HuskyInSalt / CRAG

Corrective Retrieval Augmented Generation
298 stars 29 forks source link

Which decompose modes/parameters were used for the experiments? #10

Closed xiao-wevnal closed 7 months ago

xiao-wevnal commented 7 months ago

The Appendix B.2 - Internal Knowledge section of the paper

          [...] If a retrieved result is as short as
one or two sentences, it is regarded as an individual
strip, otherwise, retrieval documents are required to
be split into smaller units which generally consist
of a few sentences according to the total length.

combined with what you said in readme.md

'fixed_num' segments passages into a fixed number of words,
'excerption' segments passages based on the end of the sentences

seems to suggest that you have used excerption as the decompose mode, while the code here defaults to selection.

Which one did you use in your experiments, and what parameters did you use, such as how many sentences / characters / words / tokens per strip, for which dataset?

Also if you've tested changing those numbers, I'm curious what were the effects?

HuskyInSalt commented 7 months ago

Hi @xiao-wevnal , for excerption mode in our experiments, the naive judgment on the end of a sentence is based on marks like period, exclamation mark, etc. We did not explore a more reliable method since it is not our main work, which resulted in a lot of mistakes (such as Mr., 2.13).

In this situation, selection is a simple but useful approach as a replacement, and we use it in our experiments.
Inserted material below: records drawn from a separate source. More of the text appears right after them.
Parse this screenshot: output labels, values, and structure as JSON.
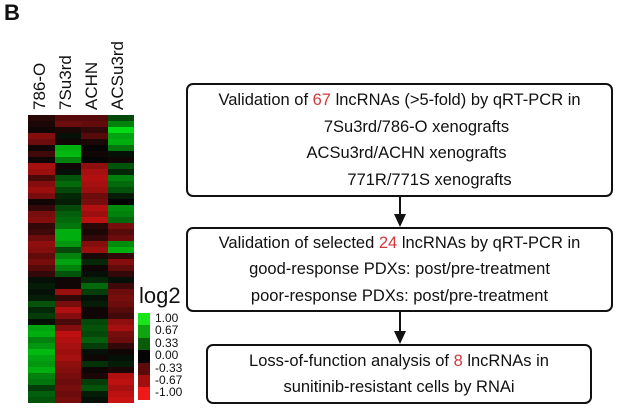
{
  "panel_label": "B",
  "heatmap": {
    "columns": [
      "786-O",
      "7Su3rd",
      "ACHN",
      "ACSu3rd"
    ],
    "rows": [
      [
        -0.15,
        -0.35,
        -0.35,
        0.3
      ],
      [
        -0.1,
        -0.45,
        -0.4,
        0.55
      ],
      [
        -0.05,
        -0.1,
        -0.2,
        0.95
      ],
      [
        -0.55,
        0.05,
        -0.35,
        0.7
      ],
      [
        -0.45,
        -0.05,
        -0.1,
        0.75
      ],
      [
        -0.05,
        0.75,
        0.0,
        0.5
      ],
      [
        -0.25,
        0.8,
        -0.05,
        0.05
      ],
      [
        -0.05,
        0.55,
        0.0,
        -0.05
      ],
      [
        -0.7,
        -0.05,
        -0.6,
        0.35
      ],
      [
        -0.65,
        0.05,
        -0.7,
        0.15
      ],
      [
        -0.3,
        0.35,
        -0.75,
        0.55
      ],
      [
        -0.55,
        0.45,
        -0.7,
        0.45
      ],
      [
        -0.65,
        0.3,
        -0.65,
        0.35
      ],
      [
        -0.5,
        0.15,
        -0.45,
        0.1
      ],
      [
        -0.05,
        0.1,
        -0.5,
        0.0
      ],
      [
        -0.2,
        0.3,
        -0.75,
        0.6
      ],
      [
        -0.5,
        0.4,
        -0.65,
        0.55
      ],
      [
        -0.55,
        0.45,
        -0.8,
        0.45
      ],
      [
        -0.2,
        0.5,
        -0.15,
        -0.5
      ],
      [
        -0.25,
        0.75,
        -0.1,
        -0.35
      ],
      [
        -0.45,
        0.75,
        -0.2,
        -0.45
      ],
      [
        -0.6,
        0.65,
        -0.55,
        0.6
      ],
      [
        -0.55,
        0.3,
        -0.65,
        0.75
      ],
      [
        -0.4,
        0.55,
        -0.1,
        -0.2
      ],
      [
        -0.5,
        0.7,
        0.15,
        -0.55
      ],
      [
        -0.35,
        0.55,
        -0.05,
        -0.4
      ],
      [
        -0.2,
        0.35,
        0.05,
        -0.2
      ],
      [
        0.05,
        -0.05,
        0.15,
        0.05
      ],
      [
        0.1,
        -0.05,
        0.45,
        -0.25
      ],
      [
        0.05,
        -0.65,
        0.25,
        -0.45
      ],
      [
        0.1,
        -0.2,
        0.05,
        -0.5
      ],
      [
        0.35,
        -0.5,
        0.1,
        -0.45
      ],
      [
        0.15,
        -0.75,
        -0.05,
        -0.35
      ],
      [
        0.25,
        -0.55,
        -0.05,
        -0.25
      ],
      [
        0.05,
        -0.3,
        0.3,
        -0.6
      ],
      [
        0.7,
        -0.55,
        0.35,
        -0.7
      ],
      [
        0.75,
        -0.8,
        0.3,
        -0.5
      ],
      [
        0.55,
        -0.75,
        0.4,
        -0.45
      ],
      [
        0.65,
        -0.7,
        0.25,
        -0.2
      ],
      [
        0.8,
        -0.65,
        0.05,
        -0.05
      ],
      [
        0.7,
        -0.7,
        -0.05,
        0.05
      ],
      [
        0.65,
        -0.6,
        0.2,
        0.1
      ],
      [
        0.75,
        -0.55,
        -0.05,
        -0.1
      ],
      [
        0.55,
        -0.5,
        -0.1,
        -0.75
      ],
      [
        0.5,
        -0.45,
        0.25,
        -0.8
      ],
      [
        0.25,
        -0.5,
        0.35,
        -0.7
      ],
      [
        0.4,
        -0.45,
        0.1,
        -0.8
      ],
      [
        0.35,
        -0.5,
        0.05,
        -0.85
      ]
    ]
  },
  "legend": {
    "title": "log2",
    "items": [
      {
        "label": "1.00",
        "color": "#19e619"
      },
      {
        "label": "0.67",
        "color": "#0fa30f"
      },
      {
        "label": "0.33",
        "color": "#0a5c0a"
      },
      {
        "label": "0.00",
        "color": "#050505"
      },
      {
        "label": "-0.33",
        "color": "#5c0a0a"
      },
      {
        "label": "-0.67",
        "color": "#a30f0f"
      },
      {
        "label": "-1.00",
        "color": "#ee1a1a"
      }
    ]
  },
  "flowchart": {
    "highlight_color": "#d0393c",
    "boxes": [
      {
        "lines": [
          {
            "pre": "Validation of ",
            "num": "67",
            "post": " lncRNAs (>5-fold) by qRT-PCR in"
          },
          {
            "pre": "7Su3rd/786-O xenografts",
            "num": "",
            "post": ""
          },
          {
            "pre": "ACSu3rd/ACHN xenografts",
            "num": "",
            "post": ""
          },
          {
            "pre": "771R/771S xenografts",
            "num": "",
            "post": ""
          }
        ]
      },
      {
        "lines": [
          {
            "pre": "Validation of selected ",
            "num": "24",
            "post": " lncRNAs by qRT-PCR in"
          },
          {
            "pre": "good-response PDXs: post/pre-treatment",
            "num": "",
            "post": ""
          },
          {
            "pre": "poor-response PDXs: post/pre-treatment",
            "num": "",
            "post": ""
          }
        ]
      },
      {
        "lines": [
          {
            "pre": "Loss-of-function analysis of ",
            "num": "8",
            "post": " lncRNAs in"
          },
          {
            "pre": "sunitinib-resistant cells by RNAi",
            "num": "",
            "post": ""
          }
        ]
      }
    ]
  }
}
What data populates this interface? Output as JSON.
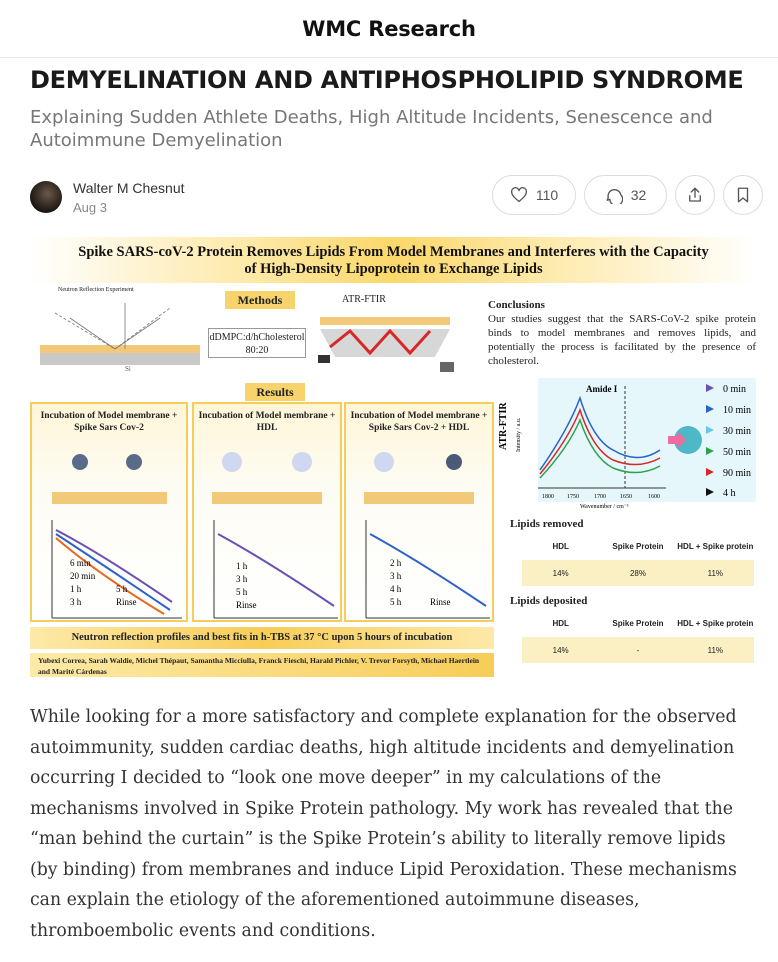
{
  "publication": {
    "name": "WMC Research"
  },
  "article": {
    "title": "DEMYELINATION AND ANTIPHOSPHOLIPID SYNDROME",
    "subtitle": "Explaining Sudden Athlete Deaths, High Altitude Incidents, Senescence and Autoimmune Demyelination",
    "author": "Walter M Chesnut",
    "date": "Aug 3",
    "likes": "110",
    "comments": "32",
    "body": "While looking for a more satisfactory and complete explanation for the observed autoimmunity, sudden cardiac deaths, high altitude incidents and demyelination occurring I decided to “look one move deeper” in my calculations of the mechanisms involved in Spike Protein pathology. My work has revealed that the “man behind the curtain” is the Spike Protein’s ability to literally remove lipids (by binding) from membranes and induce Lipid Peroxidation. These mechanisms can explain the etiology of the aforementioned autoimmune diseases, thromboembolic events and conditions."
  },
  "icons": {
    "like": "heart-icon",
    "comment": "speech-bubble-icon",
    "share": "share-icon",
    "bookmark": "bookmark-icon"
  },
  "figure": {
    "title_line1": "Spike SARS-coV-2 Protein Removes Lipids From Model Membranes and Interferes with the Capacity",
    "title_line2": "of High-Density Lipoprotein to Exchange Lipids",
    "methods_label": "Methods",
    "results_label": "Results",
    "neutron_experiment_label": "Neutron Reflection Experiment",
    "atr_label": "ATR-FTIR",
    "ratio_line1": "dDMPC:d/hCholesterol",
    "ratio_line2": "80:20",
    "conclusions_title": "Conclusions",
    "conclusions_text": "Our studies suggest that the SARS-CoV-2 spike protein binds to model membranes and removes lipids, and potentially the process is facilitated by the presence of cholesterol.",
    "panels": [
      {
        "title": "Incubation of Model membrane + Spike Sars Cov-2",
        "legend": [
          "6 min",
          "20 min",
          "1 h",
          "5 h",
          "3 h",
          "Rinse"
        ]
      },
      {
        "title": "Incubation of Model membrane + HDL",
        "legend": [
          "1 h",
          "3 h",
          "5 h",
          "Rinse"
        ]
      },
      {
        "title": "Incubation of Model membrane + Spike Sars Cov-2 + HDL",
        "legend": [
          "2 h",
          "3 h",
          "4 h",
          "5 h",
          "Rinse"
        ]
      }
    ],
    "neutron_caption": "Neutron reflection profiles and best fits in h-TBS at 37 °C upon 5 hours of incubation",
    "authors": "Yubexi Correa, Sarah Waldie, Michel Thépaut, Samantha Micciulla, Franck Fieschi, Harald Pichler, V. Trevor Forsyth, Michael Haertlein and Marité Cárdenas",
    "atr_chart": {
      "ylabel": "ATR-FTIR",
      "yunit": "Intensity / a.u.",
      "xlabel": "Wavenumber / cm⁻¹",
      "peak_label": "Amide I",
      "xticks": [
        "1800",
        "1750",
        "1700",
        "1650",
        "1600"
      ],
      "legend": [
        "0 min",
        "10 min",
        "30 min",
        "50 min",
        "90 min",
        "4 h"
      ]
    },
    "lipids_removed": {
      "title": "Lipids removed",
      "headers": [
        "HDL",
        "Spike Protein",
        "HDL + Spike protein"
      ],
      "values": [
        "14%",
        "28%",
        "11%"
      ]
    },
    "lipids_deposited": {
      "title": "Lipids deposited",
      "headers": [
        "HDL",
        "Spike Protein",
        "HDL + Spike protein"
      ],
      "values": [
        "14%",
        "-",
        "11%"
      ]
    },
    "colors": {
      "accent": "#f7cd57",
      "header": "#fbd86a"
    }
  }
}
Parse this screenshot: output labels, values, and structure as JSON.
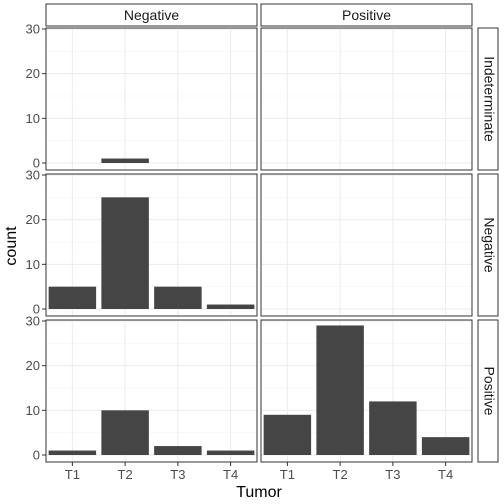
{
  "chart_data": {
    "type": "bar",
    "xlabel": "Tumor",
    "ylabel": "count",
    "categories": [
      "T1",
      "T2",
      "T3",
      "T4"
    ],
    "ylim": [
      0,
      30
    ],
    "yticks": [
      0,
      10,
      20,
      30
    ],
    "grid": true,
    "bar_color": "#454545",
    "strip_color": "#ffffff",
    "grid_color": "#ebebeb",
    "col_facets": [
      "Negative",
      "Positive"
    ],
    "row_facets": [
      "Indeterminate",
      "Negative",
      "Positive"
    ],
    "panels": [
      {
        "row": "Indeterminate",
        "col": "Negative",
        "values": [
          0,
          1,
          0,
          0
        ]
      },
      {
        "row": "Indeterminate",
        "col": "Positive",
        "values": [
          0,
          0,
          0,
          0
        ]
      },
      {
        "row": "Negative",
        "col": "Negative",
        "values": [
          5,
          25,
          5,
          1
        ]
      },
      {
        "row": "Negative",
        "col": "Positive",
        "values": [
          0,
          0,
          0,
          0
        ]
      },
      {
        "row": "Positive",
        "col": "Negative",
        "values": [
          1,
          10,
          2,
          1
        ]
      },
      {
        "row": "Positive",
        "col": "Positive",
        "values": [
          9,
          29,
          12,
          4
        ]
      }
    ]
  }
}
Actually, results show that they have the similar performance, thus we suggest that you can also try excerption if you have a better sentences segmenting method. Btw, the parameters are all available in the released code. Your suggestion is valuable, more experiments on the effects of changing them are definitely helpful.

jinyangwu commented 7 months ago

Hi, @HuskyInSalt, I would like to ask for the similar questions. Actually, i didn't obtain the same results as mentioned in the paper (even the baselines), and i found that the temperature, top_p and batch_size influences the final performance deeply.

So would you please provide the final code or parameters setting for your paper results? Thanks.

HuskyInSalt commented 7 months ago

Hi @jinyangwu , I have learned your questions and received your email. Actually, there was a mistake in our code, resulting in a wrong reproduction of the baseline, which was fixed. You can check your email for a more specific response according to the concerns mailed to us.

xiao-wevnal commented 7 months ago

Hi @xiao-wevnal , for excerption mode in our experiments, the naive judgment on the end of a sentence is based on marks like period, exclamation mark, etc. We did not explore a more reliable method since it is not our main work, which resulted in a lot of mistakes (such as Mr., 2.13).

In this situation, selection is a simple but useful approach as a replacement, and we use it in our experiments. Actually, results show that they have the similar performance, thus we suggest that you can also try excerption if you have a better sentences segmenting method. Btw, the parameters are all available in the released code. Your suggestion is valuable, more experiments on the effects of changing them are definitely helpful.

Thanks for the insight. It's interesting to know the practical problems that can arise from a naive way to decompose a given document.